Cela fait bien longtemps que le prix Nobel de la paix a basculé dans le grand n'importe quoi. Son attribution cette année à Barack Obama le confirme une fois de plus. Obama n'a aucun bilan en terme de paix et de maintien de la paix. Pour l'instant, c'est juste un espoir. Ces premières déclarations et prises de position sont en rupture nette avec la politique de l'administration Bush. Il a clairement affiché une ligne politique multilatéraliste, il a annoncé sa volonté de retrait des troupes US d'Irak et qu'il cherche à se sortir du bourbier afghan. Mais pour l'instant, il n'a rien fait. C'est comme si on avait attribué le prix Nobel de la paix à Richard Nixon en 1969, quand il a annoncé, tout juste élu, que les USA allaient se retirer du Vietnam. Les USA ont effectivement mis fin à la guerre du Vietnam et Kissinger a obtenu le prix nobel de la paix pour cela, mais en 1973, une fois la paix conclue.

Le prix Nobel de la paix est vicié par l'extension démesurée de son champ. Qu'est ce que la "paix" ? C'est vaste, tellement vaste que ça autorise tout et n'importe quoi. Je distingue trois types de prix Nobel.
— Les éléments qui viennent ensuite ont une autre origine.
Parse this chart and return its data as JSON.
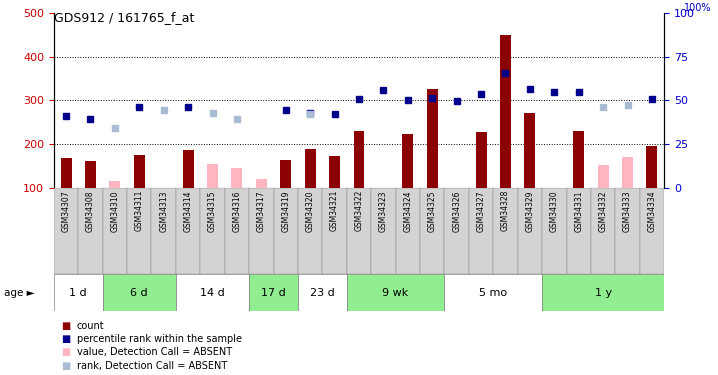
{
  "title": "GDS912 / 161765_f_at",
  "samples": [
    "GSM34307",
    "GSM34308",
    "GSM34310",
    "GSM34311",
    "GSM34313",
    "GSM34314",
    "GSM34315",
    "GSM34316",
    "GSM34317",
    "GSM34319",
    "GSM34320",
    "GSM34321",
    "GSM34322",
    "GSM34323",
    "GSM34324",
    "GSM34325",
    "GSM34326",
    "GSM34327",
    "GSM34328",
    "GSM34329",
    "GSM34330",
    "GSM34331",
    "GSM34332",
    "GSM34333",
    "GSM34334"
  ],
  "count_present": [
    168,
    160,
    null,
    175,
    null,
    185,
    null,
    null,
    null,
    162,
    188,
    172,
    230,
    null,
    223,
    325,
    null,
    228,
    450,
    270,
    null,
    230,
    null,
    null,
    195
  ],
  "count_absent": [
    null,
    null,
    115,
    null,
    null,
    null,
    155,
    145,
    120,
    null,
    null,
    null,
    null,
    null,
    null,
    null,
    null,
    null,
    null,
    null,
    null,
    null,
    152,
    170,
    null
  ],
  "rank_present": [
    263,
    258,
    null,
    285,
    null,
    285,
    null,
    null,
    null,
    278,
    270,
    268,
    302,
    323,
    301,
    305,
    298,
    314,
    363,
    325,
    318,
    320,
    null,
    null,
    303
  ],
  "rank_absent": [
    null,
    null,
    237,
    null,
    278,
    null,
    270,
    258,
    null,
    null,
    268,
    null,
    null,
    null,
    null,
    null,
    null,
    null,
    null,
    null,
    null,
    null,
    285,
    290,
    null
  ],
  "age_groups": [
    {
      "label": "1 d",
      "start": 0,
      "end": 2,
      "color": "#FFFFFF"
    },
    {
      "label": "6 d",
      "start": 2,
      "end": 5,
      "color": "#90EE90"
    },
    {
      "label": "14 d",
      "start": 5,
      "end": 8,
      "color": "#FFFFFF"
    },
    {
      "label": "17 d",
      "start": 8,
      "end": 10,
      "color": "#90EE90"
    },
    {
      "label": "23 d",
      "start": 10,
      "end": 12,
      "color": "#FFFFFF"
    },
    {
      "label": "9 wk",
      "start": 12,
      "end": 16,
      "color": "#90EE90"
    },
    {
      "label": "5 mo",
      "start": 16,
      "end": 20,
      "color": "#FFFFFF"
    },
    {
      "label": "1 y",
      "start": 20,
      "end": 25,
      "color": "#90EE90"
    }
  ],
  "ylim_left": [
    100,
    500
  ],
  "ylim_right": [
    0,
    100
  ],
  "yticks_left": [
    100,
    200,
    300,
    400,
    500
  ],
  "yticks_right": [
    0,
    25,
    50,
    75,
    100
  ],
  "ytick_dotted": [
    200,
    300,
    400
  ],
  "color_count_present": "#8B0000",
  "color_count_absent": "#FFB6C1",
  "color_rank_present": "#00008B",
  "color_rank_absent": "#AABBD4",
  "bg_color_plot": "#FFFFFF",
  "bar_width": 0.45,
  "sample_bg_color": "#D3D3D3",
  "legend": [
    {
      "color": "#8B0000",
      "label": "count"
    },
    {
      "color": "#00008B",
      "label": "percentile rank within the sample"
    },
    {
      "color": "#FFB6C1",
      "label": "value, Detection Call = ABSENT"
    },
    {
      "color": "#AABBD4",
      "label": "rank, Detection Call = ABSENT"
    }
  ]
}
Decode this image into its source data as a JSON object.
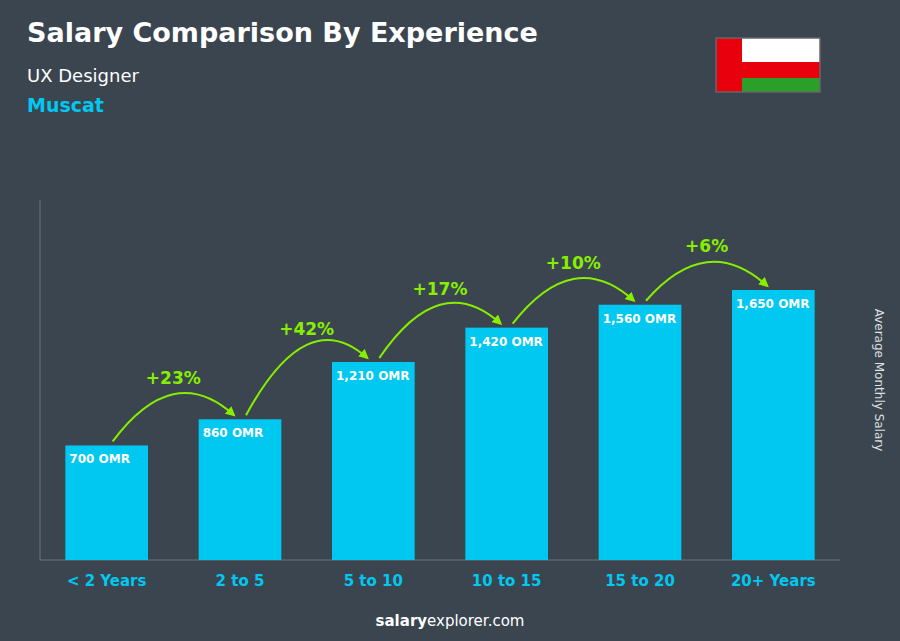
{
  "chart_data": {
    "type": "bar",
    "title": "Salary Comparison By Experience",
    "subtitle": "UX Designer",
    "city": "Muscat",
    "categories": [
      "< 2 Years",
      "2 to 5",
      "5 to 10",
      "10 to 15",
      "15 to 20",
      "20+ Years"
    ],
    "values": [
      700,
      860,
      1210,
      1420,
      1560,
      1650
    ],
    "value_labels": [
      "700 OMR",
      "860 OMR",
      "1,210 OMR",
      "1,420 OMR",
      "1,560 OMR",
      "1,650 OMR"
    ],
    "data_labels": true,
    "annotations": [
      "+23%",
      "+42%",
      "+17%",
      "+10%",
      "+6%"
    ],
    "ylabel": "Average Monthly Salary",
    "footer": [
      "salary",
      "explorer.com"
    ],
    "color": "#00C8F0",
    "ylim": [
      0,
      2200
    ],
    "grid": false,
    "tick_labels": "x"
  }
}
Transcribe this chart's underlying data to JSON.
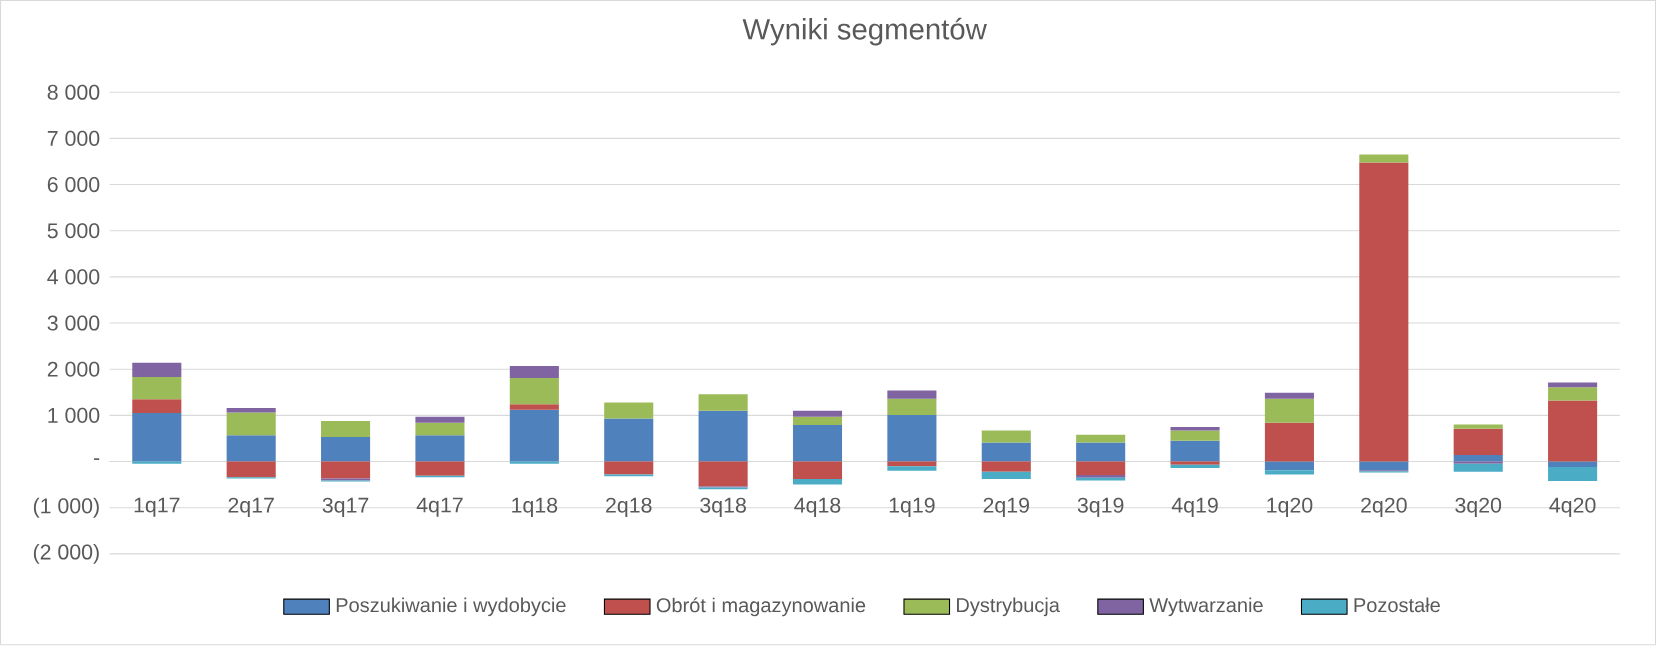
{
  "chart_data": {
    "type": "bar",
    "title": "Wyniki segmentów",
    "stacked": true,
    "grid": "y",
    "legend": "bottom",
    "categories": [
      "1q17",
      "2q17",
      "3q17",
      "4q17",
      "1q18",
      "2q18",
      "3q18",
      "4q18",
      "1q19",
      "2q19",
      "3q19",
      "4q19",
      "1q20",
      "2q20",
      "3q20",
      "4q20"
    ],
    "ylim": [
      -2000,
      8000
    ],
    "yticks": [
      {
        "value": -2000,
        "label": "(2 000)"
      },
      {
        "value": -1000,
        "label": "(1 000)"
      },
      {
        "value": 0,
        "label": "-"
      },
      {
        "value": 1000,
        "label": "1 000"
      },
      {
        "value": 2000,
        "label": "2 000"
      },
      {
        "value": 3000,
        "label": "3 000"
      },
      {
        "value": 4000,
        "label": "4 000"
      },
      {
        "value": 5000,
        "label": "5 000"
      },
      {
        "value": 6000,
        "label": "6 000"
      },
      {
        "value": 7000,
        "label": "7 000"
      },
      {
        "value": 8000,
        "label": "8 000"
      }
    ],
    "series": [
      {
        "name": "Poszukiwanie i wydobycie",
        "color": "#4f81bd",
        "values": [
          1050,
          570,
          530,
          570,
          1120,
          930,
          1100,
          790,
          1010,
          410,
          410,
          450,
          -190,
          -190,
          140,
          -120
        ]
      },
      {
        "name": "Obrót i magazynowanie",
        "color": "#c0504d",
        "values": [
          300,
          -340,
          -370,
          -310,
          120,
          -280,
          -540,
          -380,
          -100,
          -220,
          -290,
          -70,
          840,
          6480,
          570,
          1320
        ]
      },
      {
        "name": "Dystrybucja",
        "color": "#9bbb59",
        "values": [
          480,
          490,
          350,
          270,
          570,
          350,
          360,
          180,
          350,
          260,
          170,
          220,
          520,
          170,
          90,
          290
        ]
      },
      {
        "name": "Wytwarzanie",
        "color": "#8064a2",
        "values": [
          310,
          100,
          -40,
          130,
          260,
          null,
          -20,
          130,
          180,
          null,
          -60,
          80,
          130,
          -20,
          -50,
          100
        ]
      },
      {
        "name": "Pozostałe",
        "color": "#4bacc6",
        "values": [
          -50,
          -30,
          -20,
          -30,
          -50,
          -40,
          -40,
          -120,
          -100,
          -160,
          -60,
          -70,
          -90,
          -30,
          -170,
          -300
        ]
      }
    ]
  }
}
Il y a d'abord le prix Nobel de la Paix au sens strict du terme, qui récompense les personnes et organisme ayant oeuvré contre la guerre et contre les conflits dans le monde, de manière très concrète, sur le terrain. C'est par exemple le prix Nobel de l'an dernier, Martti Ahtisaari, médiateur international depuis plus de 30 ans ou Jimmy Carter, observateur international. C'est aussi le prix attribué à des politiques ayant conclu une paix après un long conflit (John Hume et David Trimble pour l'Irlande du Nord). C'est enfin le prix attribué aux organes internationaux dont l'action est d'éviter la guerre comme l'ONU et ses filiales.

Il y a d'autres prix nobel qui sont déjà plus loin de la paix, mais comme on dit en droit parlementaire "non dépourvu de tout lien". C'est par exemple Mohamed Yunus et son combat pour le micro-crédit, C'est l'UNICEF, c'est Wangari Muta Maathai, militante pour le développement. Le raisonnement est que favoriser le développement, c'est favoriser la paix. C'est un peu lointain, mais ce n'est pas totalement faux.
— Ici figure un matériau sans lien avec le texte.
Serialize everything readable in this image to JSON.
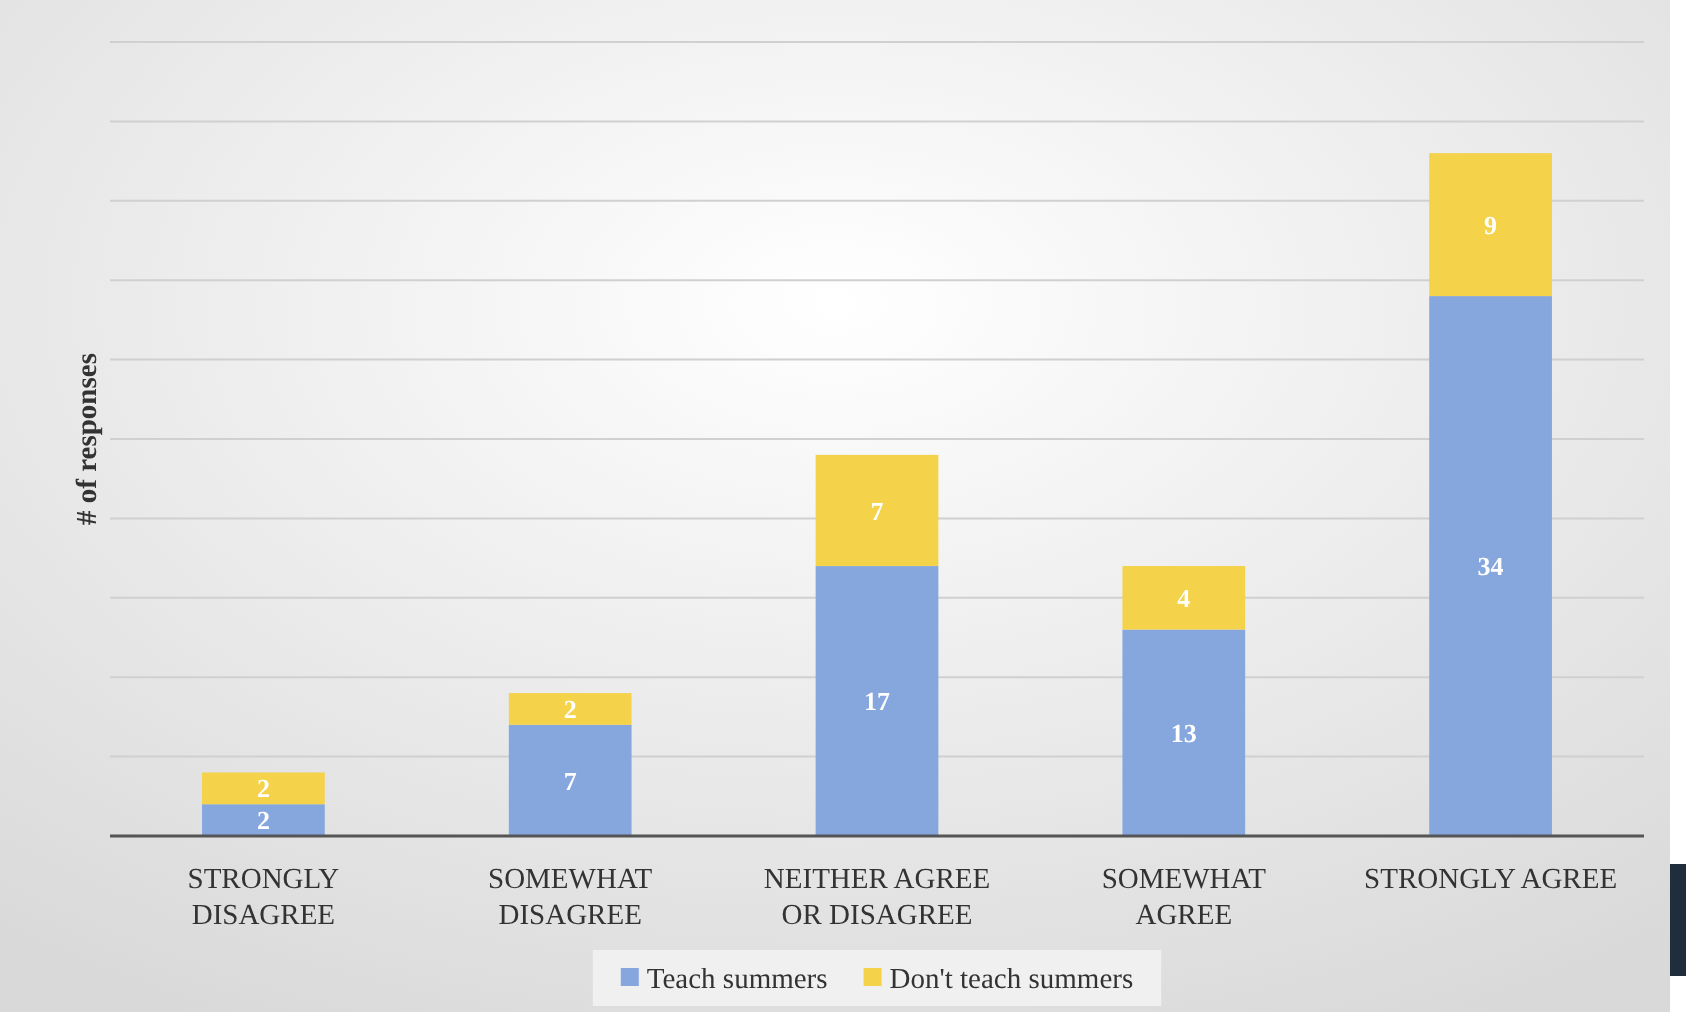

Et il y a la troisième catégorie qui me gêne terriblement, celle des icônes médiatiques et des prix nobel ethnocentriques. On a eu Al Gore, maintenant on a Obama. Quel lien avec la Paix ? Il faut le chercher. Ils sont en fait récompensés parce que "bien-pensants" et conformes aux opinions politiques des membres (scandinaves) du jury. Cela m'a frappé en 1995, quand le prix nobel a été attribué à un activiste antinucléaire l'année même de la reprise des essais nucléaires français. En 2003, le jury récidive avec le prix accordé à Shirin Ebadi, "militante" des droits de la femme dans un pays musulman. Là, on est sur un combat purement politique pour faire triompher les valeurs occidentales dans un pays qui ne semble pas disposer à les adopter spontanément.
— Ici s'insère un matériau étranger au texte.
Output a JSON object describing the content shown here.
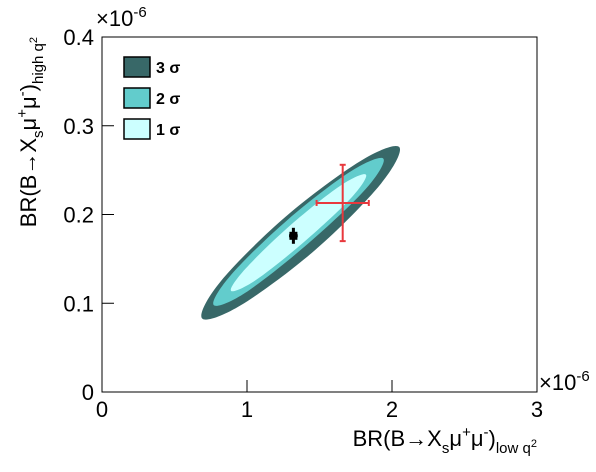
{
  "chart_data": {
    "type": "contour",
    "xlabel": [
      {
        "text": "BR(B→X"
      },
      {
        "text": "s",
        "shift": "sub"
      },
      {
        "text": "μ"
      },
      {
        "text": "+",
        "shift": "sup"
      },
      {
        "text": "μ"
      },
      {
        "text": "-",
        "shift": "sup"
      },
      {
        "text": ")"
      },
      {
        "text": "low q",
        "shift": "sub"
      },
      {
        "text": "2",
        "shift": "subsup"
      }
    ],
    "ylabel": [
      {
        "text": "BR(B→X"
      },
      {
        "text": "s",
        "shift": "sub"
      },
      {
        "text": "μ"
      },
      {
        "text": "+",
        "shift": "sup"
      },
      {
        "text": "μ"
      },
      {
        "text": "-",
        "shift": "sup"
      },
      {
        "text": ")"
      },
      {
        "text": "high q",
        "shift": "sub"
      },
      {
        "text": "2",
        "shift": "subsup"
      }
    ],
    "xmultiplier": [
      {
        "text": "×10"
      },
      {
        "text": "-6",
        "shift": "sup"
      }
    ],
    "ymultiplier": [
      {
        "text": "×10"
      },
      {
        "text": "-6",
        "shift": "sup"
      }
    ],
    "xlim": [
      0,
      3
    ],
    "xticks": [
      0,
      1,
      2,
      3
    ],
    "ylim": [
      0,
      0.4
    ],
    "yticks": [
      0,
      0.1,
      0.2,
      0.3,
      0.4
    ],
    "legend": "top-left",
    "series": [
      {
        "name": "3 σ",
        "color": "#386868",
        "x": [
          2.05,
          1.92,
          1.47,
          0.96,
          0.69,
          0.82,
          1.27,
          1.78
        ],
        "y": [
          0.276,
          0.234,
          0.16,
          0.098,
          0.083,
          0.125,
          0.198,
          0.26
        ]
      },
      {
        "name": "2 σ",
        "color": "#62cccc",
        "x": [
          1.94,
          1.82,
          1.42,
          0.99,
          0.77,
          0.89,
          1.28,
          1.71
        ],
        "y": [
          0.263,
          0.229,
          0.167,
          0.112,
          0.098,
          0.132,
          0.194,
          0.248
        ]
      },
      {
        "name": "1 σ",
        "color": "#ccffff",
        "x": [
          1.82,
          1.72,
          1.4,
          1.06,
          0.89,
          0.99,
          1.3,
          1.64
        ],
        "y": [
          0.245,
          0.219,
          0.17,
          0.126,
          0.114,
          0.139,
          0.188,
          0.232
        ]
      }
    ],
    "points": [
      {
        "color": "#000000",
        "x": 1.32,
        "y": 0.176,
        "xerr": 0.03,
        "yerr": 0.009
      },
      {
        "color": "#e8383d",
        "x": 1.66,
        "y": 0.213,
        "xerr": 0.18,
        "yerr": 0.043
      }
    ]
  }
}
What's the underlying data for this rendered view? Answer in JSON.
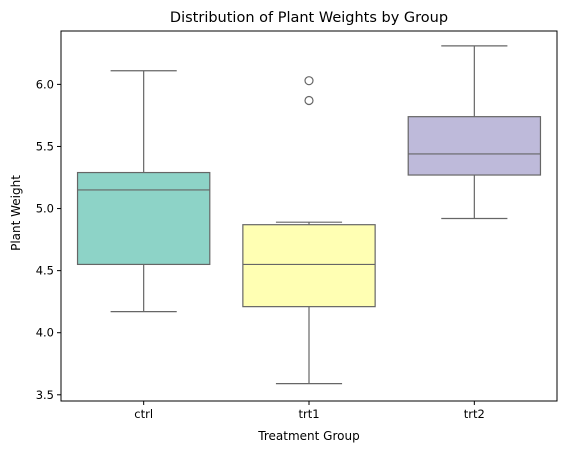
{
  "chart_data": {
    "type": "box",
    "title": "Distribution of Plant Weights by Group",
    "xlabel": "Treatment Group",
    "ylabel": "Plant Weight",
    "ylim": [
      3.45,
      6.43
    ],
    "yticks": [
      3.5,
      4.0,
      4.5,
      5.0,
      5.5,
      6.0
    ],
    "ytick_labels": [
      "3.5",
      "4.0",
      "4.5",
      "5.0",
      "5.5",
      "6.0"
    ],
    "grid": false,
    "legend": "none",
    "categories": [
      "ctrl",
      "trt1",
      "trt2"
    ],
    "boxes": [
      {
        "category": "ctrl",
        "whisker_low": 4.17,
        "q1": 4.55,
        "median": 5.15,
        "q3": 5.29,
        "whisker_high": 6.11,
        "outliers": [],
        "color": "#8dd3c7"
      },
      {
        "category": "trt1",
        "whisker_low": 3.59,
        "q1": 4.21,
        "median": 4.55,
        "q3": 4.87,
        "whisker_high": 4.89,
        "outliers": [
          5.87,
          6.03
        ],
        "color": "#ffffb3"
      },
      {
        "category": "trt2",
        "whisker_low": 4.92,
        "q1": 5.27,
        "median": 5.44,
        "q3": 5.74,
        "whisker_high": 6.31,
        "outliers": [],
        "color": "#bebada"
      }
    ]
  }
}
Barack Obama a pour mérite essentiel, à ce stade de sa carrière, de n'être qu'une icône médiatique. C'est vraiment trop juste, à mon avis, pour justifier un prix Nobel de la Paix. Attendons que les troupes US aient quitté l'Irak, voire qu'elles se soient retirés d'Afghanistan et là, oui, un prix Nobel de la Paix pourrait se justifier. Mais maintenant non.